I watch a lot of YouTube videos and have been following the fortunes of a few channels. What I’m talking about here is channels putting up professionally produced content with hosts, guests, actors, camera crews, etc. Not someone making their own content at home (the economic viability of which is a whole other topic).
One channel that seems to be in freefall is Break: Break - YouTube
Until recently, they were doing elaborate prank videos. They lost (got rid of?) their main “star” and started using different talent. One “show” they had on their channel was called “Odd Jobs,” in which they’d have a person visit the set, thinking they were doing some paperwork or something but then put them in a weird situation. Although views were fairly substantial, my back-of-the-hand was that the episodes were costing $5k apiece to make, easily, and there was no way they were paying for themselves.
Prank content on Break has disappeared recently, and they’re barely even putting up the kind of videos they started out with: fail videos, etc. I have to assume they’re not doing too well.
Another channel I like but worry about is Screen Junkies: Screen Junkies - YouTube
They have a lot of elaborate content on nice sets with a variety of hosts, etc. They recently launched a paid service on their own website: Screen Junkies Plus. I worry that they have vastly overextended themselves, as they have launched quite a few shows, including a scripted parody of Agents of Shield (which was terrible). Screen Junkies does get sponsors for some but not all of the one program of theirs that I watch regularly: Movie Fights. But again, it’s hard for me to imagine this stuff really paying for itself with the rough calculation that 1M YouTube views earns about $1,000.

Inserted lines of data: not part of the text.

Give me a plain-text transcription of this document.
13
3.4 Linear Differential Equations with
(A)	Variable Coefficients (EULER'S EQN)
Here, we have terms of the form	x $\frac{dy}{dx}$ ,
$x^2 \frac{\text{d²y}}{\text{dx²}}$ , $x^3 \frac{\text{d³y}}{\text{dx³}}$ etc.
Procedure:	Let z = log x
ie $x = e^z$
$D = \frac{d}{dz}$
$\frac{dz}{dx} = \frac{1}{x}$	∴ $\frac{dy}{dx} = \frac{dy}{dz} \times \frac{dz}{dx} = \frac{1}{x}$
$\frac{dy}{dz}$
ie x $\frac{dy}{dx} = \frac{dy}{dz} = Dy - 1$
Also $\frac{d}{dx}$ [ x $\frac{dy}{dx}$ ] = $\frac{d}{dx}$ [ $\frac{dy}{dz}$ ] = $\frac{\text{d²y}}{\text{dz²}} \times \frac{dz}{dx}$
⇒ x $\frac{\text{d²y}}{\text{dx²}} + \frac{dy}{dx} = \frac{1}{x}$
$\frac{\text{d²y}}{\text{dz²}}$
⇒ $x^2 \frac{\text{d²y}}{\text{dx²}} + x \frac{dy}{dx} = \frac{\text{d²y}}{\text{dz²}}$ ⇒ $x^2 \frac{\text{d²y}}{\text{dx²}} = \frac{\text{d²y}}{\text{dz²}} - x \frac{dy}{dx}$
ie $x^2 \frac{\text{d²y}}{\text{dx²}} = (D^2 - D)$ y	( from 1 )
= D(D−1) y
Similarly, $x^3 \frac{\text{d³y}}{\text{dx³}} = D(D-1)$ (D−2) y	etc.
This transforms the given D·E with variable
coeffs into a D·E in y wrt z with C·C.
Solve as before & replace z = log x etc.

So here’s my logic about professionally produced YouTube content: If a commercial television show struggles to make money even with some sort of substantial viewership, then how can a YouTube program survive with much less viewership?
And I extend that logic to the series that Netflix et al. are starting to put out. Of course, with Netflix, the challenge will be to determine what number of subscribers are subscribing because of the original content. I am interested in the upcoming Gilmore Girls reboot (quite jazzed, in fact!–my gf got me into the show…), and she or I might sign up for Netflix because of that, but Netflix can’t read my mind and know why I signed up. Sure, they can calculate the views of a show, but it’s still hard to know for sure the level of motivation to sign up and/or willingness to continue the subscription for any given show. Then there is the simple fact that those shows are going to cost money on the level of, say, a 90s scripted show like Friends but not generate anywhere near the eyeballs that a show like that used to receive (mindblowing article: the top show in 2014 would not have been in the top 50 in 1994: Network TV in 1994: How the Big Four's last golden age happened 20 years ago.).
So, those are my thoughts. What are yours?